Parsing
Parsing or "syntactic analysis" is the process of taking an input stream of tokens and producing a parse tree. This parse tree is used by ReSharper to build a semantic model, with rich information about types, and also used to navigate, analyse and manipulate the code. For example, the unit testing functionality is implemented by walking the parse tree of a file and looking for certain constructs, such as class and method decorations with specific attributes. Similarly, refactoring is the act of rewriting the parse tree, which has the effect of rewriting the underlying text file.
A parse tree built by a ReSharper language is sometimes known as a PSI tree, named for the Program Structure Interface subsystem that is responsible for building and maintaining such trees. It is also commonly referred to as an abstract syntax tree, but it is more correct to call it a concrete parse tree. A concrete parse tree is an accurate model of the syntax in a file, while an abstract syntax tree can be simplified. See this page for a good description of the differences.

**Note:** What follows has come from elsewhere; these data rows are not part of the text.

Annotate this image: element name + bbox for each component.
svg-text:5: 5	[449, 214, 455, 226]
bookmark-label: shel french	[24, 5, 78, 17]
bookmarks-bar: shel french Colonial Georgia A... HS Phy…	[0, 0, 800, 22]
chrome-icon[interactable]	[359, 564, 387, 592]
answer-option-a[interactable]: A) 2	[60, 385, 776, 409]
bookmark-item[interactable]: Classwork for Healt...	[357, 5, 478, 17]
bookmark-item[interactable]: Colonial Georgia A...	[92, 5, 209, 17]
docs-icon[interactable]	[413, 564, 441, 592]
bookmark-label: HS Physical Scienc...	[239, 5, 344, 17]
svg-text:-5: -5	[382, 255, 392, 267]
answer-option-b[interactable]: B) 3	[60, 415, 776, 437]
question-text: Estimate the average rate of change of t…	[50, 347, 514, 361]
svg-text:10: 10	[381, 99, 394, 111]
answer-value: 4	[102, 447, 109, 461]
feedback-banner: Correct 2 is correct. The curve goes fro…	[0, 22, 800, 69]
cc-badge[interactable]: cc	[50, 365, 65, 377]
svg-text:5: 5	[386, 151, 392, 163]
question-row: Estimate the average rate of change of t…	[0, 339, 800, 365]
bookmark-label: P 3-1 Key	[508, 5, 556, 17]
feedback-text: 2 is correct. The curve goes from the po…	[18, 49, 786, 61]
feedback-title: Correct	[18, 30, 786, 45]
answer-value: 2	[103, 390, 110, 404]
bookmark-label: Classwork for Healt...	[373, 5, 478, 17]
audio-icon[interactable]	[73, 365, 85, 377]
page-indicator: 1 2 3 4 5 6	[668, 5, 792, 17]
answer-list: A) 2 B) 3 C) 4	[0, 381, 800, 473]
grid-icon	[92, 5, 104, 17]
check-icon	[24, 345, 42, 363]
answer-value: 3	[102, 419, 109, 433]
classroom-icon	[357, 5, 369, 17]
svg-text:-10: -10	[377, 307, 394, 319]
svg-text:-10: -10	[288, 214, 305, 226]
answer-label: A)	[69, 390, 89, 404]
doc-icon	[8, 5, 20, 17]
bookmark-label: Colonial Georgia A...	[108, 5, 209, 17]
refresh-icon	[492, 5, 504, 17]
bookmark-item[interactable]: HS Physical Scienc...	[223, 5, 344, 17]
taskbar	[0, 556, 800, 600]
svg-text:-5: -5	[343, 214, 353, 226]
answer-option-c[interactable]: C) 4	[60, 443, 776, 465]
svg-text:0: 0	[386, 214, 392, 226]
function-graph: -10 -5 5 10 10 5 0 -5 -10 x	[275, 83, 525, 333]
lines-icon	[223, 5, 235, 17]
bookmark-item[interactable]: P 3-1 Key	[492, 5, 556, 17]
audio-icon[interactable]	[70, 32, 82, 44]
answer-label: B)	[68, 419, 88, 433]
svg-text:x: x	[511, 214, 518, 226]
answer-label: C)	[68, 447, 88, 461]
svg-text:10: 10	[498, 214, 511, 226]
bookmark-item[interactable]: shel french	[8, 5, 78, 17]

All nodes in a ReSharper parse tree implement a common set of interfaces - namely ITreeNode
, with a root node also implementing IFile
. ReSharper provides common functionality to navigate and manipulate these trees, without requiring any knowledge of the language of the underlying file. The interfaces describe the relationship between the nodes, and also provide useful information and services, such as if a node has outgoing references, which are used for Go to Definition, Find Usages and the Rename refactoring.
A custom language can create a parser that will take a lexer as input. It will analyse the tokens produced by the lexer and return a root IFile
tree node. This node represents the whole of the file, and will have children that represent the structural and semantic constructs of the file (such as class declarations, method declarations, method bodies, statements, expressions, etc.).
The parser can be created either by hand, using the PSI's TreeBuilder
helper classes, or by using the PsiGen SDK tool to generate a parser from a custom .psi
file format that describes the grammar. When generating a parser, the PsiGen tool will also generate the classes and interfaces that make up the tree. While it is possible to create these classes by hand, it is usually quicker and more accurate to describe a grammar in a .psi
file and get the tool to generate them, even if the parser is created by hand. Generating a parser by hand is only recommended if the grammar is difficult to implement in the .psi
file format, or if the grammar is to be reused and extended, by another language. For example, the TypeScript grammar reuses parts of the JavaScript parser, which makes it a good candidate for writing by hand - the generated parser cannot be extended and reused in this manner. Despite having different implementations, both methods will create efficient parsers, which is required, as a parse tree needs to be updated as a user edits the file.